Axioskop epifluorescence microscope filter 1

The acrosome damages during vitrification and warming were assessed by Pisum sativum agglutinin lectin (PSA) conjugated to fluorescein isothiocyanate (FITC). Briefly, 20 μl of sperm suspension (about 20 × 10⁶/ml) of the swim-up-prepared fresh sperm and the vitrified sperm of each treatment group was washed with Dulbecco’s phosphate-buffered saline (DPBS; #14190-094, Gibco, Waltham, MA, United States) by centrifugation to remove semen diluents; then, the pellet was resuspended in PBS. The sperm suspension was smeared onto a slide and fixed by cold 4% paraformaldehyde for 30 min at room temperature. The PSA–FITC solution (0.1 mg/ml; #L0770, Sigma-Aldrich, Steinheim, Germany) was placed over the smear and incubated in a humidified chamber at 37°C for 20 min, rinsed with PBS, and dried. The slides were examined under Zeiss Axioskop epifluorescence microscope filter I (excitation filter, 450–490 nm; dichroic mirror, 510 nm; and emission filter, 515–565 nm) with a × 100 oil objective. About 200 cells were counted on each slide. Each determination was carried out in duplicate. The bright fluorescence with a clear-cut acrosomal cap in the acrosomal region was considered an intact acrosome, while no fluorescence or only fluorescence of the equatorial segment or an irregular acrosomal cap was considered a damaged acrosome.

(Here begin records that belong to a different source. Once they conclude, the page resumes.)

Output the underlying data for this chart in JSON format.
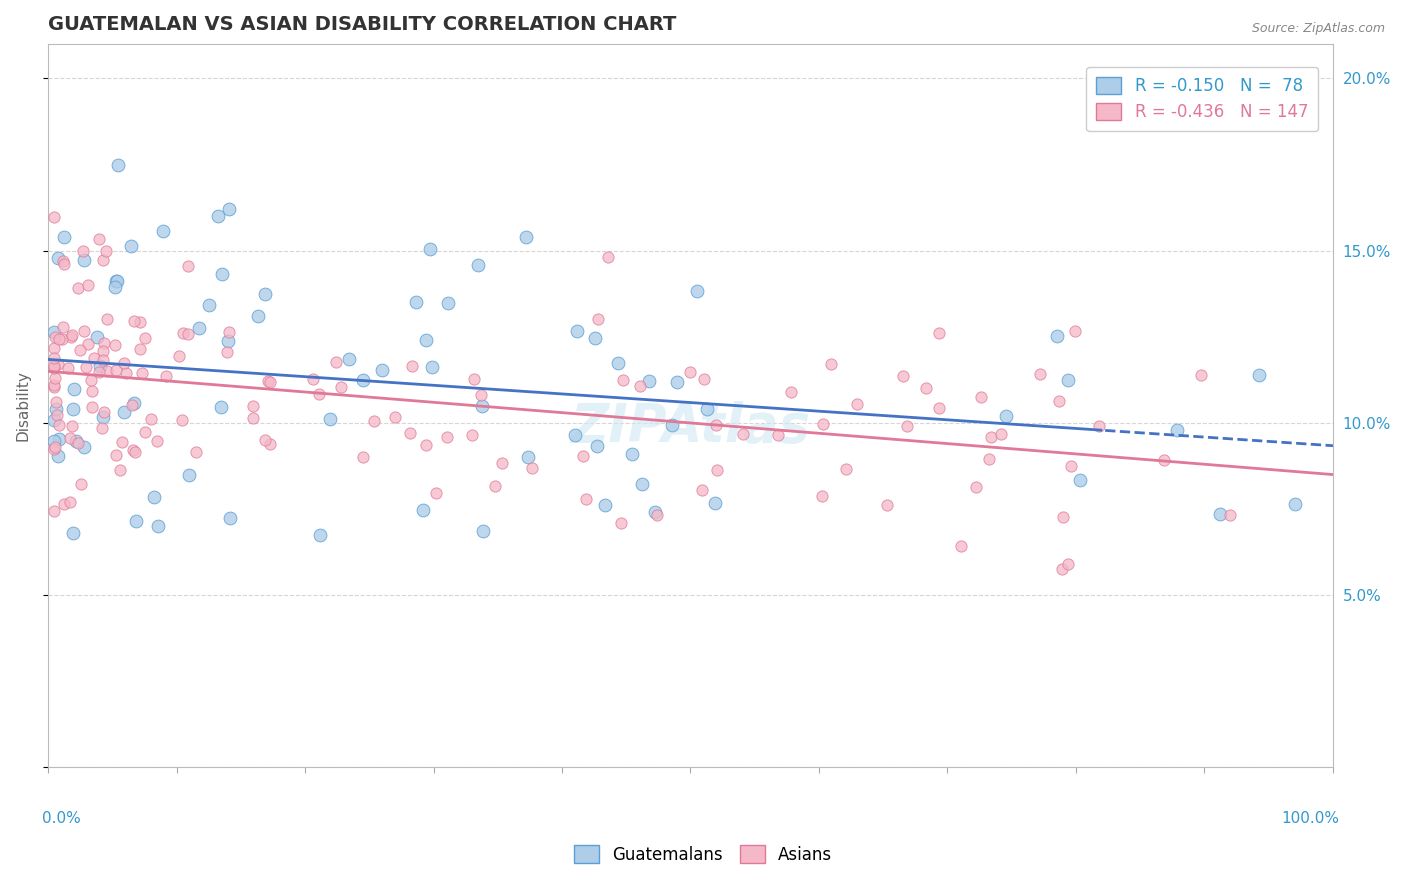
{
  "title": "GUATEMALAN VS ASIAN DISABILITY CORRELATION CHART",
  "source": "Source: ZipAtlas.com",
  "ylabel": "Disability",
  "xlim": [
    0,
    100
  ],
  "ylim": [
    0,
    21
  ],
  "guatemalan_color": "#aecde8",
  "guatemalan_edge": "#5b9fd4",
  "asian_color": "#f4b8c8",
  "asian_edge": "#e07898",
  "trend_guatemalan_color": "#4472c4",
  "trend_asian_color": "#e07898",
  "r_guatemalan": -0.15,
  "n_guatemalan": 78,
  "r_asian": -0.436,
  "n_asian": 147,
  "background_color": "#ffffff",
  "grid_color": "#cccccc",
  "title_color": "#333333",
  "axis_label_color": "#3399cc",
  "ylabel_color": "#666666",
  "watermark_color": "#d0e8f4",
  "legend_blue_text": "#3399cc",
  "legend_pink_text": "#e07898",
  "source_color": "#888888"
}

The live and dead sperm were evaluated using a live/dead sperm viability kit (#L7011, Molecular Probes, Eugene, OR, United States) as per the manufacturer’s instructions. Briefly, 20 μl spermatozoa suspension (about 20 × 10⁶/ml) of the swim-up-prepared fresh sperm and the vitrified sperm of each treatment group was incubated with SYBR-14 (1 μM) and propidium iodide (PI, 120 μM) in an Eppendorf tube at 37°C for 10 min. A 10-μl drop of the mix was placed on a slide under coverslips and evaluated under epifluorescence using Zeiss Axioskop epifluorescence microscope filter I (excitation filter, 450–490 nm; dichroic mirror, 510 nm; and emission filter, 515–565 nm) at × 630 magnification. Both live (green) and dead (red) sperm were counted simultaneously. About 200 sperm cells were counted on each slide. Each determination was carried out in duplicate.